Date: 2011-12-15 04:25 pm (UTC)
From: [identity profile] merastra.livejournal.com
Srsly? Where do such blatantly inconsiderate people like that come from?

I wouldn't have had the presence of mind or guts to do what you did, much less with that kind of politeness. Go you!

Date: 2011-12-15 06:57 pm (UTC)
kelkyag: baking sheet of home-made white and dark chocolate chip cookies with ginger (cookies)
From: [personal profile] kelkyag
Go you, and fie on him.

Date: 2011-12-15 07:11 pm (UTC)
From: [identity profile] ringrose.livejournal.com
If I were feeling confrontational, I'd ask "Who cleans up after you at home?"

Three thoughts

Date: 2011-12-15 09:20 pm (UTC)
From: [identity profile] baronet.livejournal.com
1: Thank you.

2: I like [livejournal.com profile] ringrose's suggestion for what to say if the girl friend hadn't stepped in. It highlights the selfishness of his behavior without name calling.
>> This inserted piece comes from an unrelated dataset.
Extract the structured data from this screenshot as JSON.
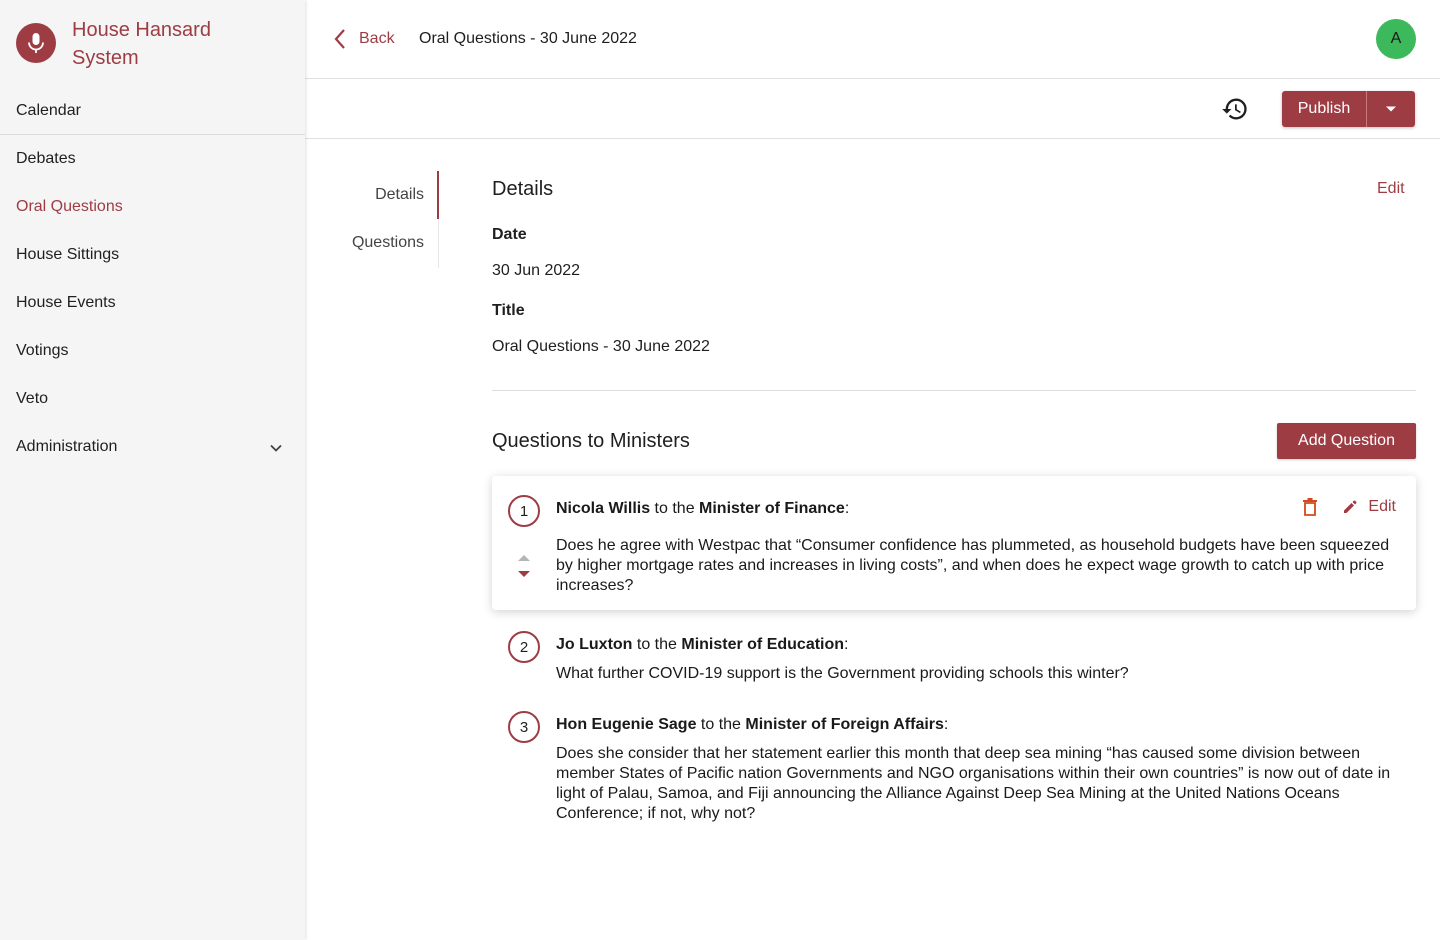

3: While you wonder if he talked her into dropping it on the floor, I wonder what argument he could have used. "Why don't you just drop that on the floor that way you don't have to cross all the way over to that trash can?" works much better inside your own head than it does out loud. Laziness is so much less noble in the second person than it is in the first person.

Re: Three thoughts

Date: 2011-12-15 09:29 pm (UTC)
From: [identity profile] firstfrost.livejournal.com
2. Escalating is always kind of emotionally tempting, but I think it ends up being tactically poor, because he's not likely to behave *more* reasonably if I make him angry. It may depend on whether my game goal is to convince the crowd that I'm the one who's right, or get him to throw away his trash. On the other hand, [livejournal.com profile] ringrose is more naturally intimidating than I am, so he may be better able to get results from angry confrontation than I am.

3. I was expecting it would be something like "Okay, she's gone, sorry about that, here, give me that back". Then he could drop it again. Dunno, it's hard for me to construct a very solid simulation of someone who wants that badly to drop his paper on the floor. :)

Date: 2011-12-15 09:47 pm (UTC)
From: [identity profile] marcusmarcusrc.livejournal.com
So, when I was a kid my parents apparently had to stop me from going up to strangers and telling them to pick up their trash... sometimes, said strangers being big, intimidating, and covered with tattoos...

Date: 2011-12-16 12:28 am (UTC)
From: [identity profile] tallou.livejournal.com
I love this image.

Date: 2011-12-16 03:00 pm (UTC)
From: [identity profile] kirisutogomen.livejournal.com
Isn't that basically what you do for a living now?